As with my previous camino, I will need a créancale (from the Catholic Church) or crédentiale (from another pilgrimage organization), a passport of sorts, which will entitle me to stay in special refuges (gîtes d’étape), and to collect stamps of places where I stay or visit along the way.  I will also need to order a copy of  the popular guide Miam-miam Dodo (French baby language for "Eat, Sleep"), which lists all the eating and sleeping possibilities along this pilgrimage route, from Amazon.fr.  I understand I should probably also get the Topo-guide FFRandonée 651--Sentier vers Saint Jacques-de-Compostelle:Le Puy-Figeac, so, in order to have the most recent edition, it looks like I am going to need to stop at the Institut Géographique National (IGN) and pick one up at 107, rue La Boétie (8eme) before I leave Paris.  Something to read on the long train ride to Le Puy-en-Velay. . .



I mentioned that the region was historically interesting.  In fact, the first recorded pilgrimage across the Pyrenees to the shrine of Saint James was that of the bishop Godescalc of Le Puy-en-Velay in the winter of 951 A.D., apparently with a large entourage of pilgrims.
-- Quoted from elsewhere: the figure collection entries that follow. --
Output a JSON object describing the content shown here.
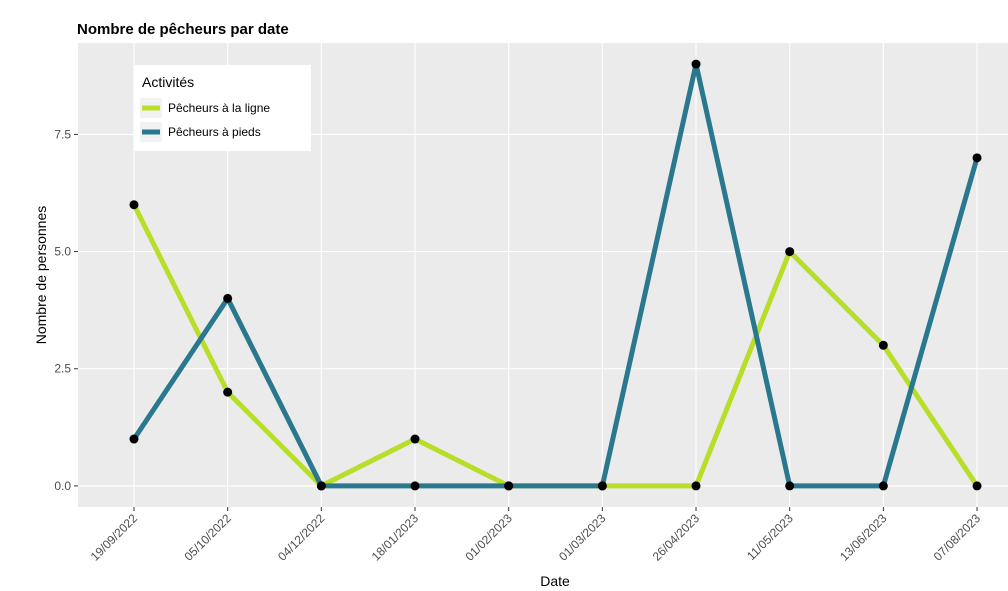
{
  "chart_data": {
    "type": "line",
    "title": "Nombre de pêcheurs par date",
    "x_label": "Date",
    "y_label": "Nombre de personnes",
    "legend_title": "Activités",
    "categories": [
      "19/09/2022",
      "05/10/2022",
      "04/12/2022",
      "18/01/2023",
      "01/02/2023",
      "01/03/2023",
      "26/04/2023",
      "11/05/2023",
      "13/06/2023",
      "07/08/2023"
    ],
    "series": [
      {
        "name": "Pêcheurs à la ligne",
        "color": "#b8de29",
        "values": [
          6,
          2,
          0,
          1,
          0,
          0,
          0,
          5,
          3,
          0
        ]
      },
      {
        "name": "Pêcheurs à pieds",
        "color": "#2a788e",
        "values": [
          1,
          4,
          0,
          0,
          0,
          0,
          9,
          0,
          0,
          7
        ]
      }
    ],
    "ylim": [
      -0.45,
      9.45
    ],
    "yticks": [
      {
        "value": 0,
        "label": "0.0"
      },
      2.5,
      {
        "value": 5,
        "label": "5.0"
      },
      7.5
    ],
    "grid": true,
    "legend_position": "top-left"
  }
}
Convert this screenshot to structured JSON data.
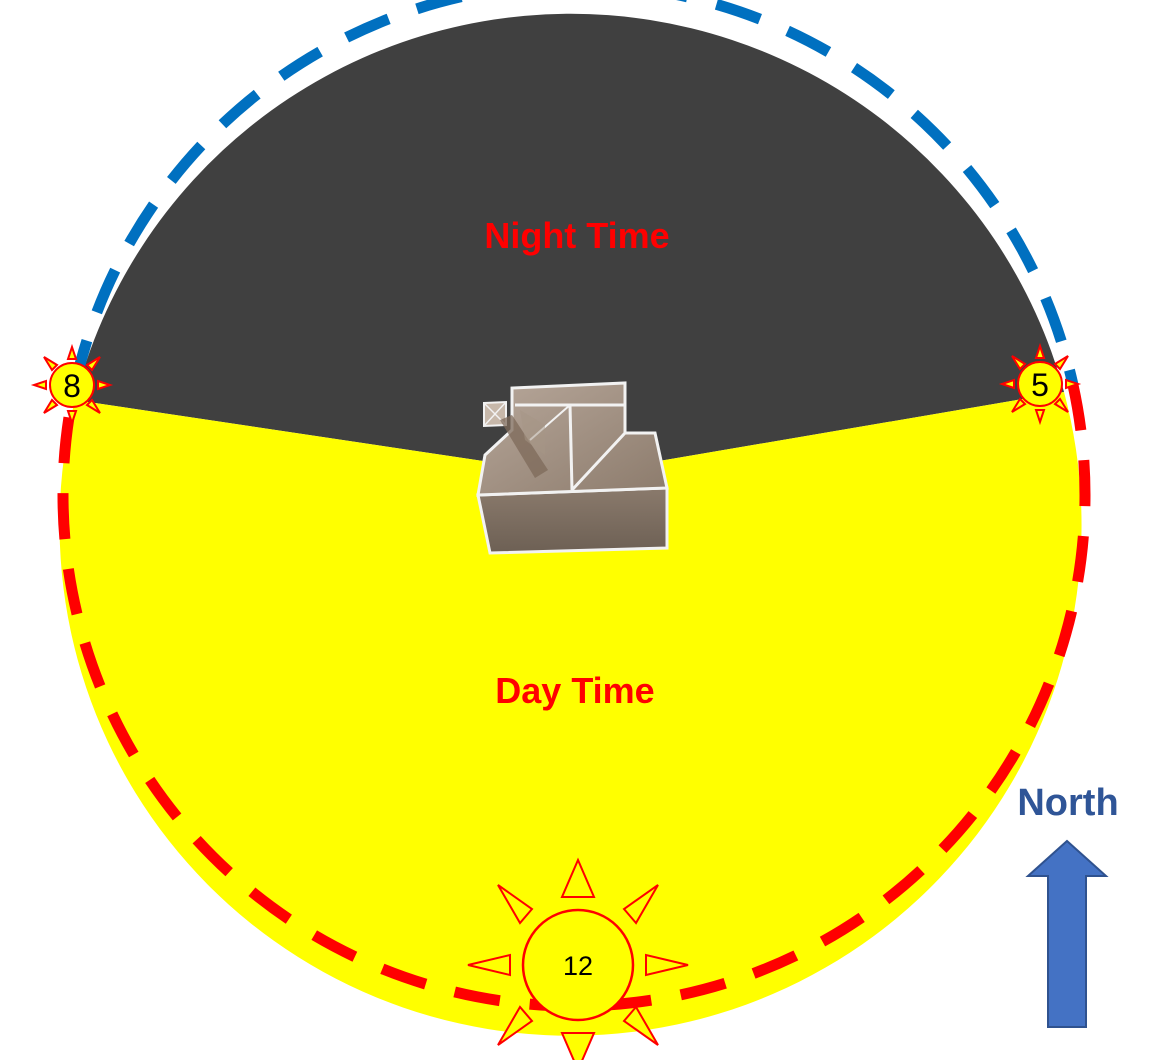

It is said that on his return, Godescalc arranged for the construction of a small chapel dedicated to the Archangel Michael on top of one of the volcanic pillars at Le Puy, Saint Michel d’Aiguilhe, which still stands today.  I visited it a number of years ago before I ever thought of doing the pilgrimage, so would like to see it again with new eyes.



 Meanwhile, I have been noting useful websites, and was recommended Robert Forrester's Facebook page, Camino/ Via Podiensis/Le Puy/Chemin St Jacques/la Voie du Puy-en-Velay, by a reader of the American Pilgrims on the Camino (APOC) page, when I posted a request for information.  I have been tentatively sketching out distances and possible stops along the way, and estimate that it will take me about 15 - 16 days.  It is frustrating because, depending on what site I consult, I get different mileage/kilometrage results.

In preparation for my previous camino from Sarria to Santiago de Compostela, I read two books that were relevant to this one,  Hanna Green's Little Saint, and Jean-Claude Fau's Conques, both treating the historic final stop in my planned pilgrimage.  If you read my previous blog, you will remember that Jean-Claude Fau is a local Conques historian, and Hannah Green, an American writer completely captivated by the town and the life of its local saint, Sainte Foy, a 12 year old girl martyred in the late 3rd or early 4th century, possibly during the persecution of Christians under the emperor Diocletian. http://pamscaminodesantiago.blogspot.com/2013/09/another-book-or-two.htm!
I expect I'll have looked at many more related titles by October 2014, which is now a mere 4.5 months away!